Local artists push legislations to promote OPM


The day-long Pinoy Music Summit 2014 titled, “Basta Pinoy Push Mo Yan,” on Wednesday confirmed the long-standing claim of music industry players that Original Pilipino Music (OPM) is in a downward        spiral, despite annual song–writing competitions, big-budgeted concerts, and the expensive production of compact disc   (CD) albums.

Speakers in the forum said the sector’s problems have caused a 75-percent decline in record sales over the last decade, which effectively put the music industry’s fate in peril. Among the solutions they proposed are legislations promoting local compositions and artists.

Stakeholders from various recording companies, composers, artists as well as music advocates from different sectors of society, convened for the first time  to discuss the true state of the Philippine Music Industry, in   the hope of arresting the decline of OPM appreciation among Filipinos, and ultimately devising concrete measures to protect and promote homegrown talents  and compositions.

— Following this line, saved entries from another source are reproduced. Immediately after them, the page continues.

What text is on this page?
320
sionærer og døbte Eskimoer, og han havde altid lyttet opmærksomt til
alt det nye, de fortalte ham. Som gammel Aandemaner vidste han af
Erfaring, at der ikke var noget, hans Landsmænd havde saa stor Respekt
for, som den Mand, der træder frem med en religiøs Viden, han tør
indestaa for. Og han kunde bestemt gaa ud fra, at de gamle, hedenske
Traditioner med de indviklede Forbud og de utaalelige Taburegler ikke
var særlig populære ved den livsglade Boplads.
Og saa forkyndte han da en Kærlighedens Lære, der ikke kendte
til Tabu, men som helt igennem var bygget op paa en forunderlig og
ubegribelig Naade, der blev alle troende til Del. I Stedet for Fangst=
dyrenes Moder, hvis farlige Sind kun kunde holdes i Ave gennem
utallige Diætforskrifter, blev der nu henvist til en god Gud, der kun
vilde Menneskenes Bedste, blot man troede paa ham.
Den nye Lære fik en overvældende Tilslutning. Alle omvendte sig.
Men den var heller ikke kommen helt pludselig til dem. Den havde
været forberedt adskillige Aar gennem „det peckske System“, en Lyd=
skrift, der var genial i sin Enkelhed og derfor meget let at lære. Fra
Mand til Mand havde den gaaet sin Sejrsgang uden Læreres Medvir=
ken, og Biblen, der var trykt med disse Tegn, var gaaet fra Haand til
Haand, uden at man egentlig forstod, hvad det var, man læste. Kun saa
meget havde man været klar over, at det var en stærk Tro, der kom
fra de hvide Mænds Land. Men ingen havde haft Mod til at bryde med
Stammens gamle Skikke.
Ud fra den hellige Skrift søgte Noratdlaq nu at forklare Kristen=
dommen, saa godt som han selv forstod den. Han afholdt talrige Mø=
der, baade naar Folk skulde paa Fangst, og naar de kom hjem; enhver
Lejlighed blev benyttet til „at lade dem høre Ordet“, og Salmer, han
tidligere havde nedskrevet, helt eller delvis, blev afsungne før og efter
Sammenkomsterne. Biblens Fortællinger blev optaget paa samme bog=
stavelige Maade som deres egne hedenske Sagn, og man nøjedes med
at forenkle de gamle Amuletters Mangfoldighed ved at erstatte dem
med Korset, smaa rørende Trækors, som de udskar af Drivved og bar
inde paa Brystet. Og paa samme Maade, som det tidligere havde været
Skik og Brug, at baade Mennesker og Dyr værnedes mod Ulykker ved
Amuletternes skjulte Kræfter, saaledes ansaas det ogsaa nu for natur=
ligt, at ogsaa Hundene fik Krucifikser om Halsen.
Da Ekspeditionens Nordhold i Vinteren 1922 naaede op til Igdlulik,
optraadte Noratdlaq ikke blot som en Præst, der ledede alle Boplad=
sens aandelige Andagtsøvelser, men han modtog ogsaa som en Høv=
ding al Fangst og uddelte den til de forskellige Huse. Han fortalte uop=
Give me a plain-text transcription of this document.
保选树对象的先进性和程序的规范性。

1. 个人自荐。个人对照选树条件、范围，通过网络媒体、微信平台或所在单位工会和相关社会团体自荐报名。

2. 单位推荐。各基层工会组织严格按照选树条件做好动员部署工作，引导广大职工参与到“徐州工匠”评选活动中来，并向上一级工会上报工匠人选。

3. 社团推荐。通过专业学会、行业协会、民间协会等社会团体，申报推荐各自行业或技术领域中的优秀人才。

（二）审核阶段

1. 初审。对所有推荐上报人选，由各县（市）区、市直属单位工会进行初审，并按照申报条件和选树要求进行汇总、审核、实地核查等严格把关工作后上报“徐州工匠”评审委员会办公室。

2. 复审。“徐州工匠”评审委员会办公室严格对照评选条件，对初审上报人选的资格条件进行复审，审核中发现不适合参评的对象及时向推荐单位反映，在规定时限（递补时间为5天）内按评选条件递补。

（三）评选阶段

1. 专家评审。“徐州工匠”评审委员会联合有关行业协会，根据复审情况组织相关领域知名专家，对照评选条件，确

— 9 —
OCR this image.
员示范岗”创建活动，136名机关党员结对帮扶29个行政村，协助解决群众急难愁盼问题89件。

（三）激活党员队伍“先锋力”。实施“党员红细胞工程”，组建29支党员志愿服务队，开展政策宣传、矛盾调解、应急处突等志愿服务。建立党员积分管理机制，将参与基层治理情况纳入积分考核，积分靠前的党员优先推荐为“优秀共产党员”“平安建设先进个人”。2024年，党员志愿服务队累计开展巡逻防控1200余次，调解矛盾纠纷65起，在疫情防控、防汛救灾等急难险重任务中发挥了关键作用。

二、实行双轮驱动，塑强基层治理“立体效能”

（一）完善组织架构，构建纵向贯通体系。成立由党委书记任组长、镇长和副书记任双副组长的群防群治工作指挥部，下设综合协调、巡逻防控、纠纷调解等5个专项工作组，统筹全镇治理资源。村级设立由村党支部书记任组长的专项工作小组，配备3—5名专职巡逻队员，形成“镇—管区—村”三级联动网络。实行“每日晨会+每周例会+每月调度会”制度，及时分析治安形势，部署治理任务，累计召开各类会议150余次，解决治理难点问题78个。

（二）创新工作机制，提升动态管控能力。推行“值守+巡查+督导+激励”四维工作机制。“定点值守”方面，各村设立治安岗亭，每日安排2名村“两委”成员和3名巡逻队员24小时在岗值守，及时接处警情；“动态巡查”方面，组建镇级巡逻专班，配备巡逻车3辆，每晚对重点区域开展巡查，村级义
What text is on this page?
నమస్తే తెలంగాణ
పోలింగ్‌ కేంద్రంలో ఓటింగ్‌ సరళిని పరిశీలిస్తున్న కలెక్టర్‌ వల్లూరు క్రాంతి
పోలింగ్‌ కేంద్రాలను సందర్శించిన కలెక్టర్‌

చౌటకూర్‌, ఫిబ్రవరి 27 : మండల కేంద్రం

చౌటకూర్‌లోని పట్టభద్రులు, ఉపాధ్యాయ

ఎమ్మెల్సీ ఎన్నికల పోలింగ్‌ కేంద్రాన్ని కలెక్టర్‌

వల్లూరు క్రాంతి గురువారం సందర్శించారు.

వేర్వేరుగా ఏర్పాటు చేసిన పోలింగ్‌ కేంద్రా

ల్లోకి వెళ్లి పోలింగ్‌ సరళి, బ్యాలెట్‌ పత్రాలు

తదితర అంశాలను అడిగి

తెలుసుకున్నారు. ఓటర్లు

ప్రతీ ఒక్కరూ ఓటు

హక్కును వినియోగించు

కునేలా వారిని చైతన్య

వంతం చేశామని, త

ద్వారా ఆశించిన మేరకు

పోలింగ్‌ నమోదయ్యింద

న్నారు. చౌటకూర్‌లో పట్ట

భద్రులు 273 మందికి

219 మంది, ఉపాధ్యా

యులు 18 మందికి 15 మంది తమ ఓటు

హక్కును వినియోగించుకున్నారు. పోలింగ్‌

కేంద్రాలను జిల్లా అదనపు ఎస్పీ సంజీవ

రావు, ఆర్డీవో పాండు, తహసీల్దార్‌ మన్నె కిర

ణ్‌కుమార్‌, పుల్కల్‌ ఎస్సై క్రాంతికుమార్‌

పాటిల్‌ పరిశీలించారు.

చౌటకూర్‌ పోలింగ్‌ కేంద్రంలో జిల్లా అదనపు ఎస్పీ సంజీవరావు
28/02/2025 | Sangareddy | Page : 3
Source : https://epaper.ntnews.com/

“For such a long time, the dominant music in the country is foreign,” declared Noel Ca–bangon, the president of Filipino Society of Composers, Authors and Publishers Inc. (Filscap). “It’s bothersome because if foreign music dominates the industry, what does this teach the Filipino society, especially the youth? Since music is a cultural expression, we need to instill, enliven and embrace Filipino music in the country.”

Cabangon explained that the aim of the summit was two-pronged: “to contribute to the economy through the promotion and expansion of the local music market and to push stakeholders to make recommendations and commit to promoting and reviving OPM.”

Besides the dominance of foreign music, another hurdle in the way of OPM’s progress is the tendency of local recording companies to “play it safe” by releasing revivals and album compilations that appeal to the market bracket of 35-year-olds who still buy audio CDs.

“Recording companies have been producing much less albums the past decade than they have in previous decades,” said Ryan Cayabyab, executive director of the Philpop Foundation who opened the summit with his talk on the “State of the Philippine Music Industry.”

“Foreign labels have enough capital to continue launching new albums in this en–vironment, and local labels have also been more risk-averse in investing in new local artists,” Cayabyab added.

The digital age has also affected the Philippine music market, as local and foreign songs are easily promoted and accessible through the Internet.

According to a Nielsen report, 37 percent of Filipinos, especially within the 15- to 30-year-old age group, download or upload music files.

Stakeholders in the music industry also recognize that until now there has been “no established model” in  the Philippines that connects the artist or musical work with listeners.

“[The year] 1999 is considered the peak of the Philippine recording industry with total industry CD sales reaching P2.7 billion. Since then, album sales have gone down to P699 million by 2010. That represents a 75-percent drop in revenues for recording companies in one decade,” Cayabyab cited.

Given this volatile state, musicians, businessmen and government officials who were present at the summit made their respective recommendations on how to reinforce a better business environment for local recording companies and provide artists more opportunities to nurture their talent.

In the Senate, several bills are being pushed to protect OPM. Sen. Teofisto “TG” Guingona 3rd who chairs the committee on culture and the arts pushed for tax exemptions and subsidies for artists and labels that promote local music.

Senate Bill 1707 filed by Sen. Lito Lapid, meanwhile, endorses the creation of a “musical industry development council.”

“We are also pushing for the inclusion of OPM in the National Development Plan. We recognize the importance of music in the Filipino culture, which is the soul of the country,” Guingona said.

Sen. Benigno Paolo “Bam” Aquino 4th who chairs the committee on trade business and entrepreneurship reported that the government is compelling     the Department of Education (DepEd) to include music development in its K-to-12 curriculum to harness the youth’s appreciation for local songs.

Moreover, the senators promised to monitor the strict implementation of Executive Order 255 signed by former President Corazon Aquino, which requires radio stations to play at least four OPM songs every hour, and possibly even enacting this into a law.

According to Cabangon, who himself is a well-known singer-songwriter, “we want to make a paradigm shift, to move forward not in only in the traditional way, but to [make a]shift especially in perspective to build a vibrant and sustainable music industry anchored on OPM.”

On its part Filscap, together with various groups in the music industry, has pushed for the legislation of the OPM Development Act of 2014        that encourages the dev–elopment and performance of OPM artists, while increasing the play list of Filipino music on radio.

“It’s not only the artists that are feeling the slump, but record labels as well. But we still ask them, do they just want to be distributors of foreign music, or do they also want to promote and sell local music?

“But it cannot just be the record labels acting on the problem.  It must be a collective effort of artists, companies and the government to revive the Philippine music industry,” Cabangon concluded.

Besides Filscap, the summit brought together the Philippine Association of Record Industry Inc., the Organisasyon ng Pilipinong Mang-aawit, the Asosasyon ng Musikong Pili–pino Foundation, the Philpop MusicFest Foundation and other concerned agencies.